One billion: the number of people with Facebook accounts according to a survey performed in November 2012. Although a significant player when it comes to data transit on the internet, Facebook is not the only one. We ask ourselves: what becomes of the data on social networks?
Do we honestly believe that data on social networks might end up as rubbish in a rubbish dump? Do we imagine that it gets piled-up, decomposing after being squeezed and crushed? Of course not! As long as data has not been deleted in line with the conditions in the contractual terms of your account, all the actions performed on the data, including the links from it to other accounts, remain active; reactivated data can be found at the front of the line almost instantaneously.
This means several things. Firstly, that this data can be used accessed by the storing and archiving administrators of the website on which you have chatted and posted things.
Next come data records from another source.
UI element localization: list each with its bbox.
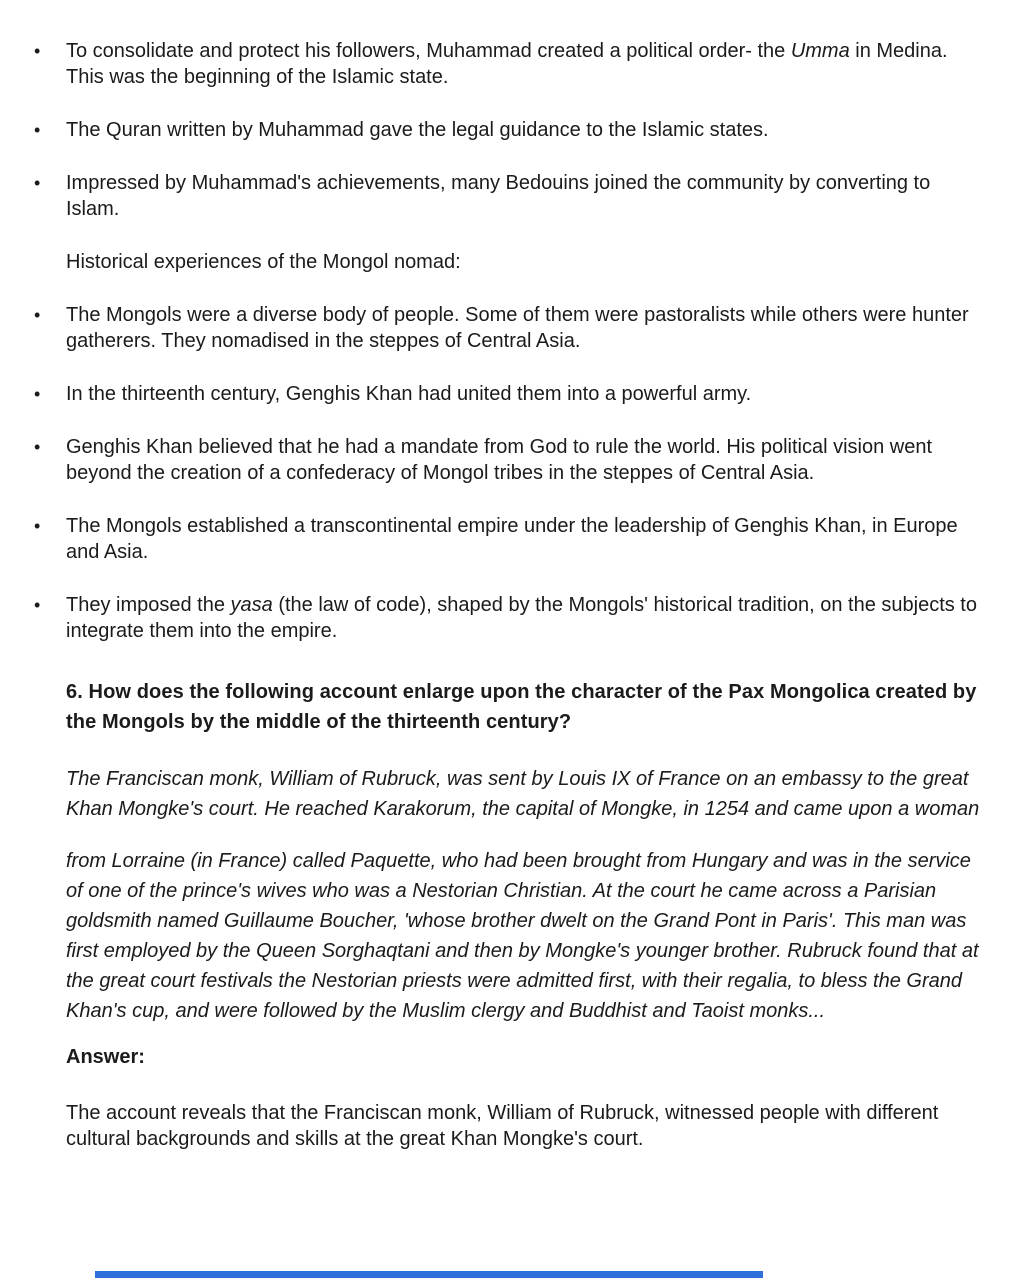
bullet-marker-icon: • <box>34 437 41 457</box>
bullet-marker-icon: • <box>34 384 41 404</box>
quote-paragraph-1: The Franciscan monk, William of Rubruck, was sent by Louis IX of France on an embassy to the great Khan Mongke's court. He reached Karakorum, the capital of Mongke, in 1254 and came upon a woman <box>66 768 980 820</box>
bullet-item-transcontinental <box>34 513 985 565</box>
bullet-item-bedouins <box>34 170 985 222</box>
bullet-text-umma: To consolidate and protect his followers, Muhammad created a political order- the Umma in Medina. This was the beginning of the Islamic state. <box>66 40 948 88</box>
bullet-marker-icon: • <box>34 305 41 325</box>
bullet-marker-icon: • <box>34 595 41 615</box>
bottom-divider <box>95 1271 763 1278</box>
bullet-text-yasa: They imposed the yasa (the law of code), shaped by the Mongols' historical tradition, on the subjects to integrate them into the empire. <box>66 594 977 642</box>
bullet-marker-icon: • <box>34 173 41 193</box>
bullet-text-mandate: Genghis Khan believed that he had a mandate from God to rule the world. His political vision went beyond the creation of a confederacy of Mongol tribes in the steppes of Central Asia. <box>66 436 933 484</box>
bullet-item-mandate <box>34 434 985 486</box>
bullet-marker-icon: • <box>34 120 41 140</box>
bullet-marker-icon: • <box>34 41 41 61</box>
bullet-item-quran <box>34 117 985 143</box>
bullet-item-thirteenth-century <box>34 381 985 407</box>
bullet-marker-icon: • <box>34 516 41 536</box>
quote-paragraph-2: from Lorraine (in France) called Paquette, who had been brought from Hungary and was in the service of one of the prince's wives who was a Nestorian Christian. At the court he came across a Parisian goldsmith named Guillaume Boucher, 'whose brother dwelt on the Grand Pont in Paris'. This man was first employed by the Queen Sorghaqtani and then by Mongke's younger brother. Rubruck found that at the great court festivals the Nestorian priests were admitted first, with their regalia, to bless the Grand Khan's cup, and were followed by the Muslim clergy and Buddhist and Taoist monks... <box>66 850 979 1022</box>
answer-label: Answer: <box>66 1046 145 1068</box>
bullet-text-quran: The Quran written by Muhammad gave the legal guidance to the Islamic states. <box>66 119 769 141</box>
bullet-text-bedouins: Impressed by Muhammad's achievements, many Bedouins joined the community by converting to Islam. <box>66 172 931 220</box>
answer-paragraph: The account reveals that the Franciscan monk, William of Rubruck, witnessed people with different cultural backgrounds and skills at the great Khan Mongke's court. <box>66 1102 939 1150</box>
bullet-text-diverse-body: The Mongols were a diverse body of people. Some of them were pastoralists while others were hunter gatherers. They nomadised in the steppes of Central Asia. <box>66 304 969 352</box>
bullet-text-thirteenth-century: In the thirteenth century, Genghis Khan had united them into a powerful army. <box>66 383 752 405</box>
section-heading-mongol-nomad: Historical experiences of the Mongol nomad: <box>66 251 461 273</box>
bullet-item-yasa <box>34 592 985 644</box>
bullet-item-umma <box>34 38 985 90</box>
question-text: 6. How does the following account enlarge upon the character of the Pax Mongolica created by the Mongols by the middle of the thirteenth century? <box>66 681 977 733</box>
bullet-text-transcontinental: The Mongols established a transcontinental empire under the leadership of Genghis Khan, in Europe and Asia. <box>66 515 958 563</box>
bullet-item-diverse-body <box>34 302 985 354</box>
They are able to do what they wish with the data, within the agreed conditions of your account contract. These masses of information could be used by marketers to help create new products and services designed to target you better…
Is it possible to influence this data?
Yes, if the conditions permit, like with Facebook for example. But not if the data has been extracted and processed by a third party. Imagine a photo that is fun in a certain context, but which could mean anything out of this context. A photo that has only been posted for a few hours could have been copied and reused by a third party without your knowledge, and could reappear at any moment in the future…
When the creators of Web 2.0 set the objective of being able to free-up data in order to make it easier to be manipulated by all sorts of applications, the initiative was revolutionary, and has permitted this fabulous creativity we see on social networks. And what might become of the data on social networks with Web 3.0? The main difference lies in the fact that users will have a digital identity which allows them to control all the information they broadcast over networks.
It’s as if all your data were connected to life-support: the user could, at any time, chose to permanently cut off any piece of data regardless of where it might be. This might work if making copies of the original were impossible, and also if all information published on the internet were to carry some kind of unique or ’origin’ stamp. This is indeed possible, but is subject to a regulatory process and the policies that go with it.